Hence this year's pressure for Congress to pass a law that would fully block the creation of cloned human embryos or babies-- and the emerging debate among legal scholars as to whether a human cloning ban would pass muster with the Constitution.

The strongest constitutional argument against a ban on human cloning comes from Supreme Court references to human reproduction as a "fundamental right" so "deeply rooted" that the government cannot abridge it unless it can show a truly compelling interest. Even then, the court has said, restrictions on fundamental rights must be tailored as narrowly as possible to address specific and objective concerns.

A 1923 Supreme Court decision, for example, held that the 14th Amendment's guarantee of "liberty" includes the right "to marry, establish a home and bring up children. . . ." The court has also said that "procreation" and the right "to have offspring" are fundamental rights. And in 1971 it said: "If the right to privacy means anything, it is the right of the individual . . . to be free from unwarranted governmental intrusion into matters so fundamentally affecting a person as the decision whether to bear or beget a child."

If the Supreme Court were to hear a challenge to a human cloning ban, it would have to decide whether those statements apply to this new kind of reproduction. "If they were interested in protecting a broad notion of genetic connection to the next generation," then cloning might be included as a fundamental right, said Charo, of the University of Wisconsin.

On the other hand, the court could interpret procreation more narrowly. "There is nothing in Supreme Court case law to suggest that noncoital, asexual reproduction is a fundamental right," said Clarke Forsythe, an attorney and president of Americans United for Life, a self-described "pro-life" public interest group.

Which way would the court go? Its statements about in vitro fertilization (IVF) might give a clue, since IVF is an intermediate variant of reproduction: it's noncoital, like cloning, but still sexual since it requires two parents. But while the justices have hinted that reproduction by IVF is a fundamental right, the issue remains unsettled. Also, some people say cloning isn't even reproduction but merely "replication."

Even if there were a fundamental right to procreate by cloning, the government could limit the practice if it showed a compelling interest, such as that cloning poses physical or emotional risks to the clones. Nonetheless, a ban ought to be struck down as too broad, said Foley of Michigan, since such restrictions must be narrowly tailored.

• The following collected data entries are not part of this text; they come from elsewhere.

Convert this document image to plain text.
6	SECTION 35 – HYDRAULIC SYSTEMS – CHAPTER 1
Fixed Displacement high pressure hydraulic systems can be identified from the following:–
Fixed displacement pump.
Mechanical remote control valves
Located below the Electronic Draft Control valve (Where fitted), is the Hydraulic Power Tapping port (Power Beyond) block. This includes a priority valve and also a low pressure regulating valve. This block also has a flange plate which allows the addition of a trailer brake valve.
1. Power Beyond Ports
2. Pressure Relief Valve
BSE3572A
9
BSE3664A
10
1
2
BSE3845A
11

"If the government's true interest is health and safety, then there should be a law spelling out minimal safety standards, personnel training standards and so on," Foley said.

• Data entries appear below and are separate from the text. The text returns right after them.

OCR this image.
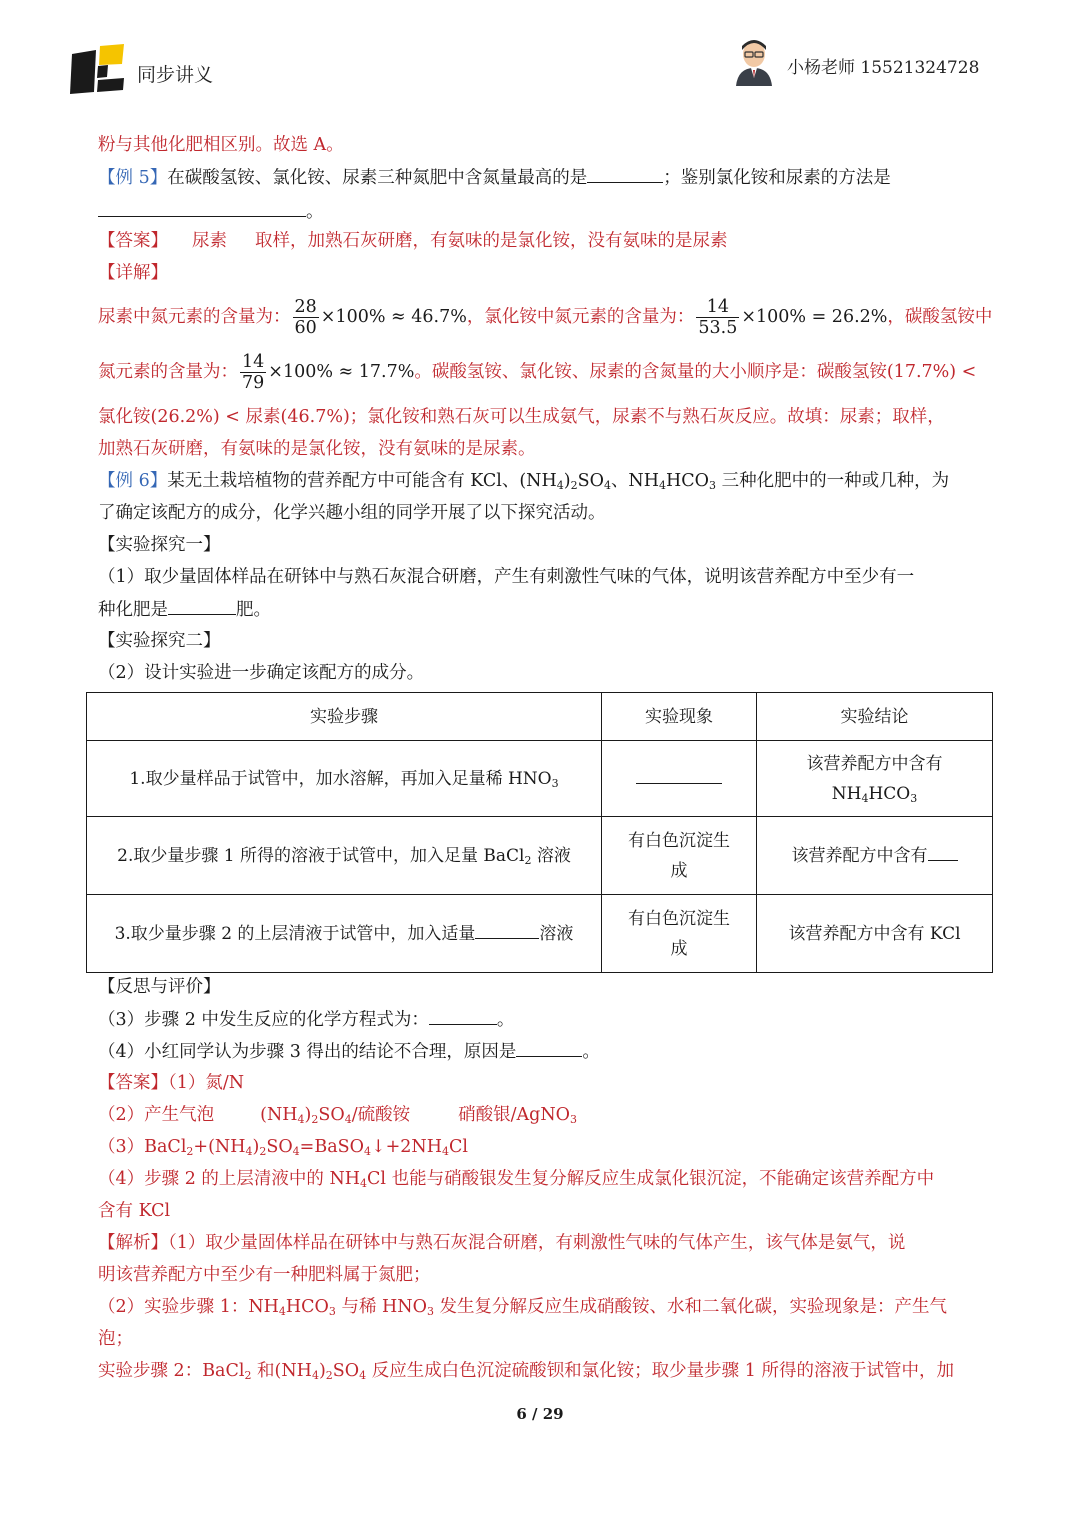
同步讲义	小杨老师 15521324728
粉与其他化肥相区别。故选 A。
【例 5】在碳酸氢铵、氯化铵、尿素三种氮肥中含氮量最高的是	；鉴别氯化铵和尿素的方法是
。
【答案】 尿素 取样，加熟石灰研磨，有氨味的是氯化铵，没有氨味的是尿素
【详解】
尿素中氮元素的含量为： $\frac{28}{60} \times 100\% \approx 46.7\%$，氯化铵中氮元素的含量为： $\frac{14}{53.5} \times 100\% = 26.2\%$，碳酸氢铵中
氮元素的含量为： $\frac{14}{79} \times 100\% \approx 17.7\%$。碳酸氢铵、氯化铵、尿素的含氮量的大小顺序是：碳酸氢铵(17.7%) <
氯化铵(26.2%) < 尿素(46.7%)；氯化铵和熟石灰可以生成氨气，尿素不与熟石灰反应。故填：尿素；取样，
加熟石灰研磨，有氨味的是氯化铵，没有氨味的是尿素。
【例 6】某无土栽培植物的营养配方中可能含有 KCl、$(NH_4)_2SO_4$、$NH_4HCO_3$ 三种化肥中的一种或几种，为
了确定该配方的成分，化学兴趣小组的同学开展了以下探究活动。
【实验探究一】
（1）取少量固体样品在研钵中与熟石灰混合研磨，产生有刺激性气味的气体，说明该营养配方中至少有一
种化肥是	肥。
【实验探究二】
（2）设计实验进一步确定该配方的成分。
实验步骤	实验现象	实验结论
1.取少量样品于试管中，加水溶解，再加入足量稀 $HNO_3$		该营养配方中含有
$NH_4HCO_3$

2.取少量步骤 1 所得的溶液于试管中，加入足量 BaCl$_2$ 溶液	有白色沉淀生
成	该营养配方中含有
3.取少量步骤 2 的上层清液于试管中，加入适量 溶液	有白色沉淀生
成	该营养配方中含有 KCl
【反思与评价】
（3）步骤 2 中发生反应的化学方程式为：	。
（4）小红同学认为步骤 3 得出的结论不合理，原因是	。
【答案】（1）氮/N
（2）产生气泡	$(NH_4)_2SO_4/$硫酸铵	硝酸银/AgNO$_3$
$(3)BaCl_2+(NH_4)_2SO_4=BaSO_4↓+2NH_4Cl$
（4）步骤 2 的上层清液中的 $NH_4Cl$ 也能与硝酸银发生复分解反应生成氯化银沉淀，不能确定该营养配方中
含有 KCl
【解析】（1）取少量固体样品在研钵中与熟石灰混合研磨，有刺激性气味的气体产生，该气体是氨气，说
明该营养配方中至少有一种肥料属于氮肥；
（2）实验步骤 1：$NH_4HCO_3$ 与稀 $HNO_3$ 发生复分解反应生成硝酸铵、水和二氧化碳，实验现象是：产生气
泡；
实验步骤 2：BaCl$_2$ 和$(NH_4)_2SO_4$ 反应生成白色沉淀硫酸钡和氯化铵；取少量步骤 1 所得的溶液于试管中，加
6 / 29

There is another constitutional issue that a ban on human cloning raises, experts said: scientists' First Amendment right to pursue their intellectual interests. "Our society is a marketplace of ideas, so you have to have the means to generate and test those ideas," said Lori Andrews, a professor at the Chicago-Kent College of Law.

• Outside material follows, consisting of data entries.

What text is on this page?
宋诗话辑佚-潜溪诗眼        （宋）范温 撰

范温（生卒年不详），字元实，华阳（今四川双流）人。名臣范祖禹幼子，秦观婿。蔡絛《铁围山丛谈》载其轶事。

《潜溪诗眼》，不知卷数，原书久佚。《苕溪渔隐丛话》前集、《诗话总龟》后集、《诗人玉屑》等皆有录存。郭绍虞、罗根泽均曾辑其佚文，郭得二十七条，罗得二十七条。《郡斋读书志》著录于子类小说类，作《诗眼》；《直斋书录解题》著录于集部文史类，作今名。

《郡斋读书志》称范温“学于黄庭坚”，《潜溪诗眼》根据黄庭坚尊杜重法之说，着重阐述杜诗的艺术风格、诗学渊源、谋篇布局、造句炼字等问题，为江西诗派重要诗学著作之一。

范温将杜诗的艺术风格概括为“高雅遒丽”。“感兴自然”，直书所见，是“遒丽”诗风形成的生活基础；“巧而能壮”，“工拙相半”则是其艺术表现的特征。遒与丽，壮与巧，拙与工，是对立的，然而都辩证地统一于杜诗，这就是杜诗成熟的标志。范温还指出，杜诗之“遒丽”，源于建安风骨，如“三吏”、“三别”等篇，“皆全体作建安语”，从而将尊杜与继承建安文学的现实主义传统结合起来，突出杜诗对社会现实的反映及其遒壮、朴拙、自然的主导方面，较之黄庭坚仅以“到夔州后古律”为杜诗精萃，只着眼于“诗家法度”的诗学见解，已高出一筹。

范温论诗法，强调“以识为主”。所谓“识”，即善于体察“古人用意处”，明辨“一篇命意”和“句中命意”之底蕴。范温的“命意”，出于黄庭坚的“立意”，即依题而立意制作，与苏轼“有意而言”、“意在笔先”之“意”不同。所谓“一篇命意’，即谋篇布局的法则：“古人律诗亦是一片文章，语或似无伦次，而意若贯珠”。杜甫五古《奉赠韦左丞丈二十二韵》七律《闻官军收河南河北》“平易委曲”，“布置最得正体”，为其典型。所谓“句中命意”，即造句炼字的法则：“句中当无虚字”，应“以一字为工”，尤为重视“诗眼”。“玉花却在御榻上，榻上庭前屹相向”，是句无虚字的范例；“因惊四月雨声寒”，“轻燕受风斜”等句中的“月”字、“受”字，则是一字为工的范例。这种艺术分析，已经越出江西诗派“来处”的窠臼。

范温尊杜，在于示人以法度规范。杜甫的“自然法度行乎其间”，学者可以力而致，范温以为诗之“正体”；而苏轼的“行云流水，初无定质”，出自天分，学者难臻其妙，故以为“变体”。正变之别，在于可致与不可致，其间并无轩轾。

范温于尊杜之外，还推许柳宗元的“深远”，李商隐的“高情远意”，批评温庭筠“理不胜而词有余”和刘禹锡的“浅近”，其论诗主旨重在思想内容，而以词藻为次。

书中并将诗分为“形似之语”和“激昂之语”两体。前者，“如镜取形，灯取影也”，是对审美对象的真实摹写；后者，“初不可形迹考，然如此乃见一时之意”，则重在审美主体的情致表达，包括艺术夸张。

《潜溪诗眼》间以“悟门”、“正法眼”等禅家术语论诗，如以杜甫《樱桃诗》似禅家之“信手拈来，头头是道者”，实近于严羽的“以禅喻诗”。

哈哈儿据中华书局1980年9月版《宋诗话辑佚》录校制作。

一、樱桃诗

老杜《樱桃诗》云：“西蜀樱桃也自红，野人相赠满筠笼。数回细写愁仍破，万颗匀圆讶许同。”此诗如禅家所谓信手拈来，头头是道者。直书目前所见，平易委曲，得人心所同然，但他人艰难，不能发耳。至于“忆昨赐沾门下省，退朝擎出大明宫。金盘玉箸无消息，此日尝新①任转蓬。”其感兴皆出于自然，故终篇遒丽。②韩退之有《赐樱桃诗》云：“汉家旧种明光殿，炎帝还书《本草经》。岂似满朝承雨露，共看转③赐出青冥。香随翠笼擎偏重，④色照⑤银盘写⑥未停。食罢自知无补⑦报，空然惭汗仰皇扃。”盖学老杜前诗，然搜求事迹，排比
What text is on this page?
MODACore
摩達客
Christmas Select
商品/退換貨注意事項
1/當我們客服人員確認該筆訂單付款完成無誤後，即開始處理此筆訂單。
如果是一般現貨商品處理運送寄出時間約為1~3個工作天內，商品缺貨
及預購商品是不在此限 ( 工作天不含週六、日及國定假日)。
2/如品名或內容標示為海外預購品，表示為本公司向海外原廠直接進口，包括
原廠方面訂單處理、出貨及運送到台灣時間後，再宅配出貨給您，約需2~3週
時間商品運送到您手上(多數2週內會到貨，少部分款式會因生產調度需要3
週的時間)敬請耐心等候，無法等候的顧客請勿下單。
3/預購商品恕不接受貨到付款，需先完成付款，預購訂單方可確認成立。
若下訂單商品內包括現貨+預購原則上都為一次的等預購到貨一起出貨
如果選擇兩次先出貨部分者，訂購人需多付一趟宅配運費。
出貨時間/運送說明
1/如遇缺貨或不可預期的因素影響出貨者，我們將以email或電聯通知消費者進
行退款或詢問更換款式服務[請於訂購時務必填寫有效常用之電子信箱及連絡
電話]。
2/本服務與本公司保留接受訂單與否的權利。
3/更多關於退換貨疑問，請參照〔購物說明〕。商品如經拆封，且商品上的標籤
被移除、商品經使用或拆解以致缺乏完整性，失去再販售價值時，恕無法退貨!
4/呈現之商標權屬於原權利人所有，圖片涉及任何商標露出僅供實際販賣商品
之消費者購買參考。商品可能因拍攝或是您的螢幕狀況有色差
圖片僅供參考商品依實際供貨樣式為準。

Scientists cannot do everything they please, of course. But there is a strong, if still evolving, body of legal opinion that says there is a First Amendment right to follow one's muse and gain personal knowledge, Andrews said. Any limits the government might place on scientific inquiry would have to be narrowly tailored.

"A total cloning ban says, 'Thou shalt not research,' instead of, 'Thou shalt research within certain parameters,' " Foley said. "I don't know of any case, other than its power to limit spending, where Congress has been able to say, 'You just can't do this, period.' "

Whether any of these issues will get to court remains to be seen. Boisselier recently said she is tempted to challenge the FDA's authority. Mark Eibert, a Half Moon Bay, Calif., attorney who wants access to cloning because he and his wife are infertile, is considering mounting a constitutional challenge to California's statewide ban.

But court cases take time, and animal cloning techniques are advancing quickly. By the time the legal issues are settled in this country, several experts said, some human clones may already be swaddled and nursing -- making waves just as Louise Brown, the first IVF baby, did in 1978, and ushering in, for better or worse, a new era of human reproduction.